После чая он вызвал к себе Дженингса.
— Я не знаю, какие опрометчивые обещания вы надавали Флиту, но я готов поверить, что вы ничего не сделали бы, не посоветовавшись со мной. Вот вам одна вещь. — Он положил на стол серебряный ключик. — И можете удовлетворить желание Флита насчет смокинга.
Селби сделал несколько деловых визитов, потом зашел в отель к Маллингам, в надежде застать их. Мистер Маллинг одиноко курил сигару в зимнем саду и был настроен не особенно весело.
— Моя дочь из-за вас совсем помешалась на сыскной работе. Я велел ей оставить Джона Бромлея Треворса в покое, но она не может никак угомониться.
— Не думаю, чтобы Бромлей мог причинить ей большой вред — он находится под наблюдением.
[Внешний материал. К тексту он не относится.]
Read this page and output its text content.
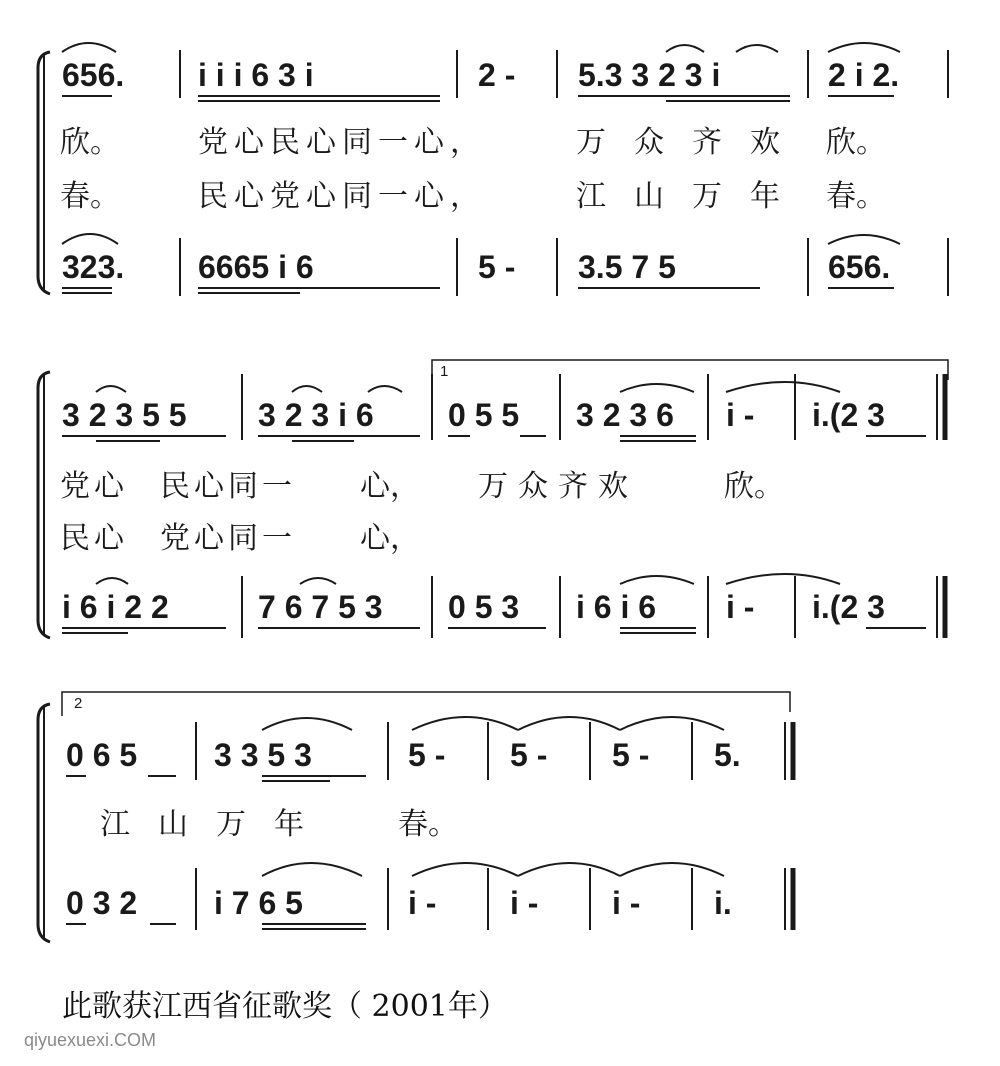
656. i i i 6 3 i	2 - 5.3 3 2 3 i	2 i 2.
欣。	党心民心同一心，	万众齐欢 欣。
春。	民心党心同一心，	江山万年 春。
323. 6665 i 6	5 - 3.5 7 5	656.
1
3 2 3 5 5 3 2 3 i 6 0 5 5 3 2 3 6 i - i.(2 3
党心 民心同一 心， 万众齐欢	欣。
民心 党心同一 心，
i 6 i 2 2	7 6 7 5 3 0 5 3 i 6 i 6 i - i.(2 3
2
0 6 5 3 3 5 3	5 - 5 - 5 - 5.
江山万年 春。
0 3 2 i 7 6 5	i - i - i - i.
此歌获江西省征歌奖（ 2001年）
qiyuexuexi.COM
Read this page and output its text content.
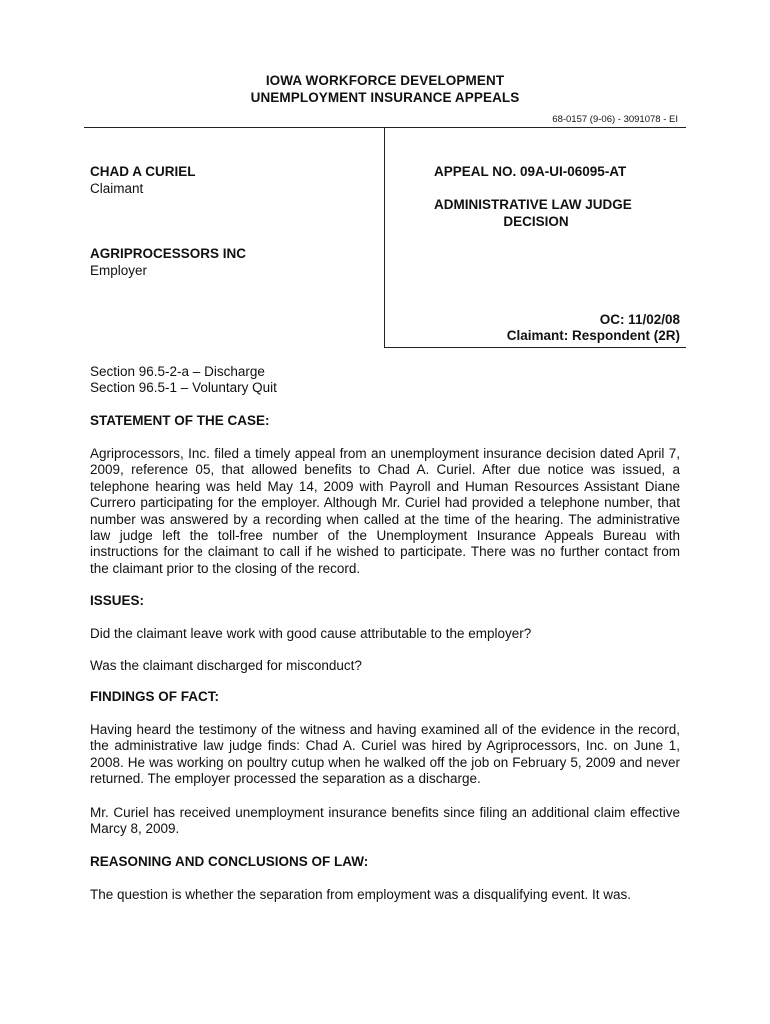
IOWA WORKFORCE DEVELOPMENT
UNEMPLOYMENT INSURANCE APPEALS
68-0157 (9-06) - 3091078 - EI
CHAD A CURIEL
Claimant
AGRIPROCESSORS INC
Employer
APPEAL NO. 09A-UI-06095-AT
ADMINISTRATIVE LAW JUDGE
DECISION
OC: 11/02/08
Claimant: Respondent (2R)
Section 96.5-2-a – Discharge
Section 96.5-1 – Voluntary Quit
STATEMENT OF THE CASE:
Agriprocessors, Inc. filed a timely appeal from an unemployment insurance decision dated April 7, 2009, reference 05, that allowed benefits to Chad A. Curiel. After due notice was issued, a telephone hearing was held May 14, 2009 with Payroll and Human Resources Assistant Diane Currero participating for the employer. Although Mr. Curiel had provided a telephone number, that number was answered by a recording when called at the time of the hearing. The administrative law judge left the toll-free number of the Unemployment Insurance Appeals Bureau with instructions for the claimant to call if he wished to participate. There was no further contact from the claimant prior to the closing of the record.
ISSUES:
Did the claimant leave work with good cause attributable to the employer?
Was the claimant discharged for misconduct?
FINDINGS OF FACT:
Having heard the testimony of the witness and having examined all of the evidence in the record, the administrative law judge finds: Chad A. Curiel was hired by Agriprocessors, Inc. on June 1, 2008. He was working on poultry cutup when he walked off the job on February 5, 2009 and never returned. The employer processed the separation as a discharge.
Mr. Curiel has received unemployment insurance benefits since filing an additional claim effective Marcy 8, 2009.
REASONING AND CONCLUSIONS OF LAW:
The question is whether the separation from employment was a disqualifying event. It was.
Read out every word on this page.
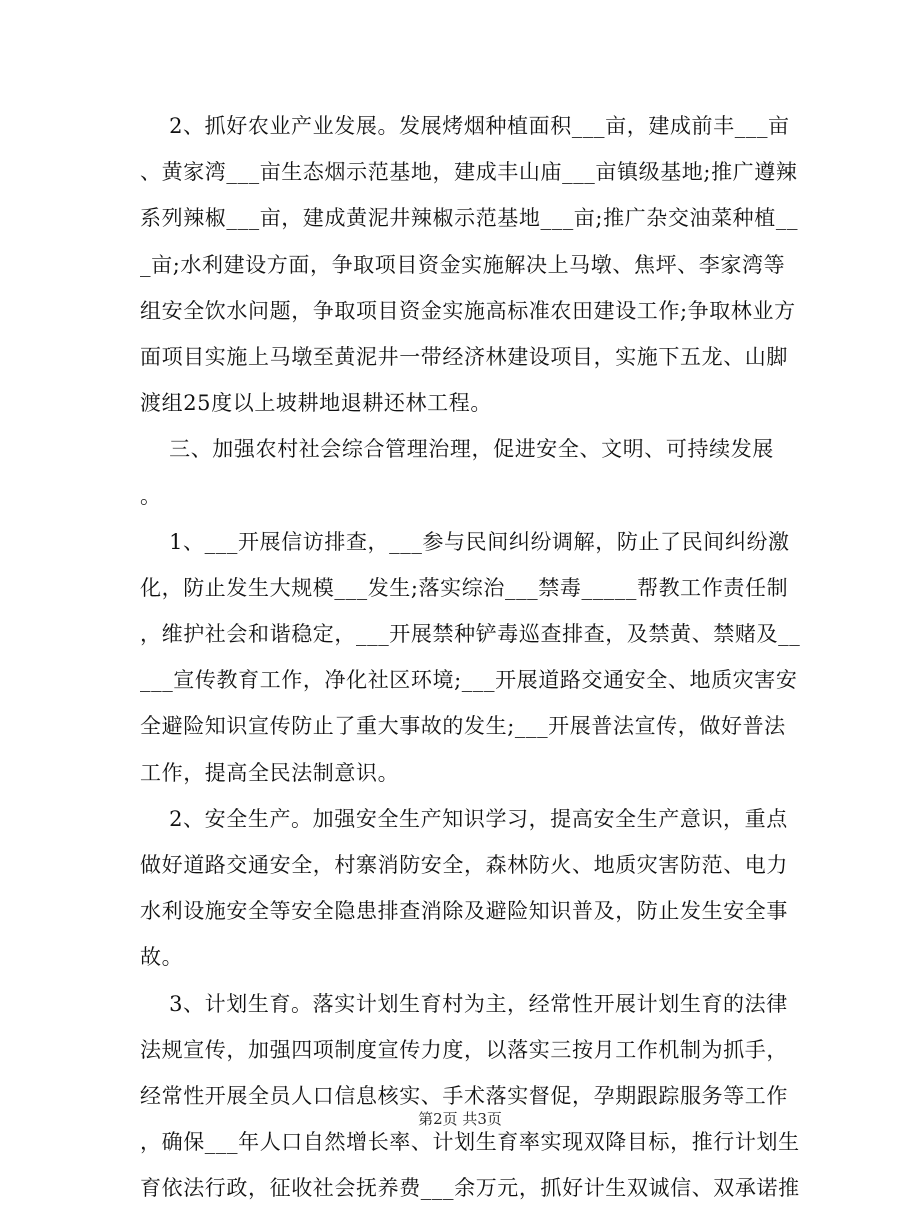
2、抓好农业产业发展。发展烤烟种植面积___亩，建成前丰___亩
、黄家湾___亩生态烟示范基地，建成丰山庙___亩镇级基地;推广遵辣
系列辣椒___亩，建成黄泥井辣椒示范基地___亩;推广杂交油菜种植__
_亩;水利建设方面，争取项目资金实施解决上马墩、焦坪、李家湾等
组安全饮水问题，争取项目资金实施高标准农田建设工作;争取林业方
面项目实施上马墩至黄泥井一带经济林建设项目，实施下五龙、山脚
渡组25度以上坡耕地退耕还林工程。
三、加强农村社会综合管理治理，促进安全、文明、可持续发展
。
1、___开展信访排查，___参与民间纠纷调解，防止了民间纠纷激
化，防止发生大规模___发生;落实综治___禁毒_____帮教工作责任制
，维护社会和谐稳定，___开展禁种铲毒巡查排查，及禁黄、禁赌及__
___宣传教育工作，净化社区环境;___开展道路交通安全、地质灾害安
全避险知识宣传防止了重大事故的发生;___开展普法宣传，做好普法
工作，提高全民法制意识。
2、安全生产。加强安全生产知识学习，提高安全生产意识，重点
做好道路交通安全，村寨消防安全，森林防火、地质灾害防范、电力
水利设施安全等安全隐患排查消除及避险知识普及，防止发生安全事
故。
3、计划生育。落实计划生育村为主，经常性开展计划生育的法律
法规宣传，加强四项制度宣传力度，以落实三按月工作机制为抓手，
经常性开展全员人口信息核实、手术落实督促，孕期跟踪服务等工作
，确保___年人口自然增长率、计划生育率实现双降目标，推行计划生
育依法行政，征收社会抚养费___余万元，抓好计生双诚信、双承诺推
第2页 共3页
К тому же он недосягаем. Но Сомерс-стрит в ближайшие дни будет не особенно приятным местом. Лучше держаться подальше от него.
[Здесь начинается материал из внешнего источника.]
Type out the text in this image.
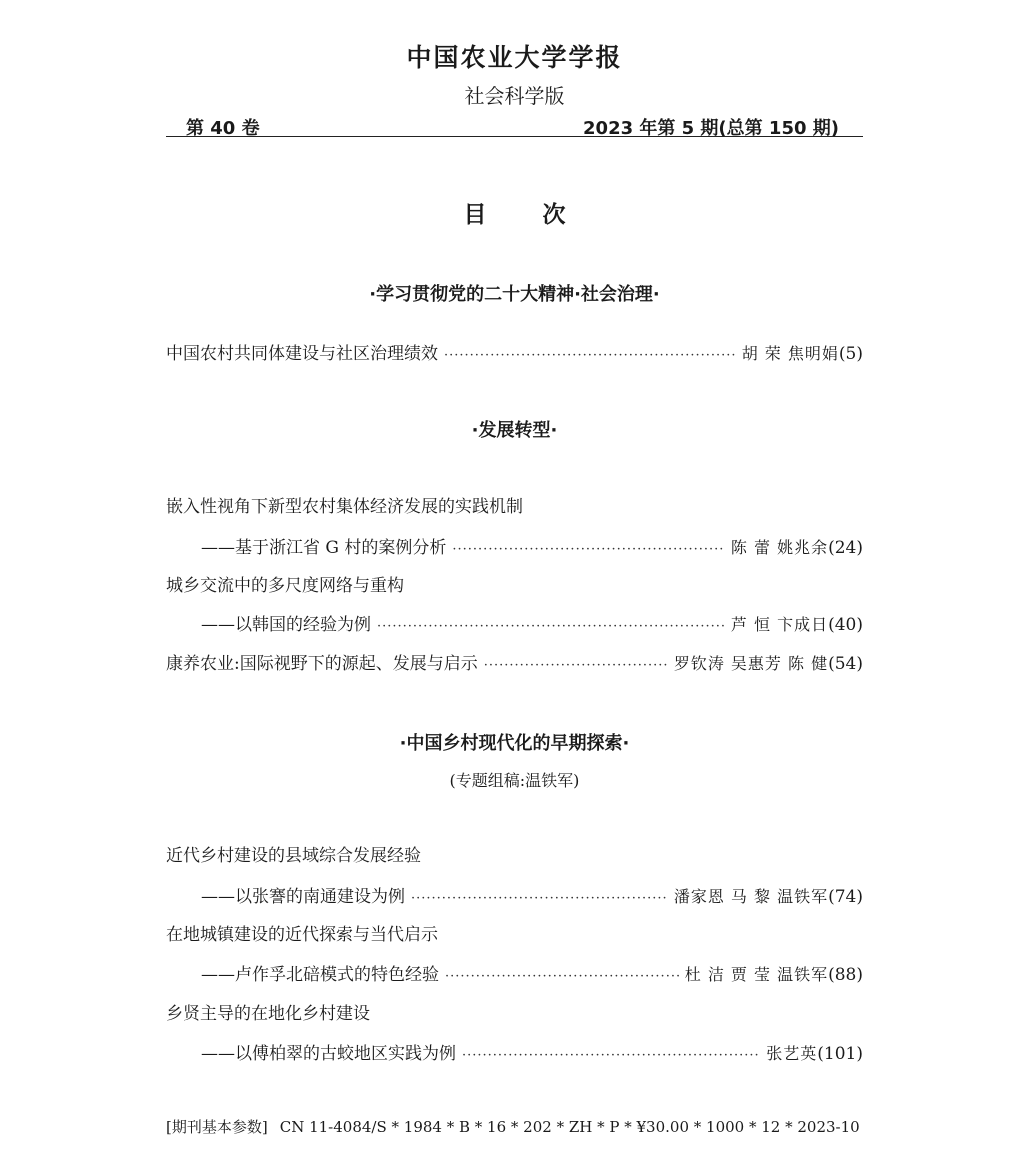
中国农业大学学报
社会科学版
第 40 卷	2023 年第 5 期(总第 150 期)
目 次
·学习贯彻党的二十大精神·社会治理·
中国农村共同体建设与社区治理绩效 ·····	胡 荣 焦明娟 (5)
·发展转型·
嵌入性视角下新型农村集体经济发展的实践机制
——基于浙江省 G 村的案例分析 ·····	陈 蕾 姚兆余 (24)
城乡交流中的多尺度网络与重构
——以韩国的经验为例 ·····	芦 恒 卞成日 (40)
康养农业:国际视野下的源起、发展与启示 ·····	罗钦涛 吴惠芳 陈 健 (54)
·中国乡村现代化的早期探索·
(专题组稿:温铁军)
近代乡村建设的县域综合发展经验
——以张謇的南通建设为例 ·····	潘家恩 马 黎 温铁军 (74)
在地城镇建设的近代探索与当代启示
——卢作孚北碚模式的特色经验 ·····	杜 洁 贾 莹 温铁军 (88)
乡贤主导的在地化乡村建设
——以傅柏翠的古蛟地区实践为例 ·····	张艺英 (101)
[期刊基本参数] CN 11-4084/S * 1984 * B * 16 * 202 * ZH * P * ¥30.00 * 1000 * 12 * 2023-10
Никто не представлял это себе так хорошо, как сам мистер Джон Бромлей.
Глава 40
Билль действует
Джон Бромлей не сомневался в серьезности положения. Во время его отсутствия среди дня — отсутствия, о котором сержант Паркер ничего не сообщил, — кто-то забрался к нему в дом через люк на верхней площадке и осмотрел его вещи так ловко, что, если бы он не ожидал такого посещения, он никогда бы не догадался, что кто-то трогал их.
Против дневных посетителей он ничего не имел. Тут можно было придумать сотни предлогов. Телефонные рабочие работали неподалеку, и один из них мог забраться, тем более, что отворить люк было легко. Бромлей даже не запирал его и во время своего отсутствия не принимал никаких мер на случай вторжения.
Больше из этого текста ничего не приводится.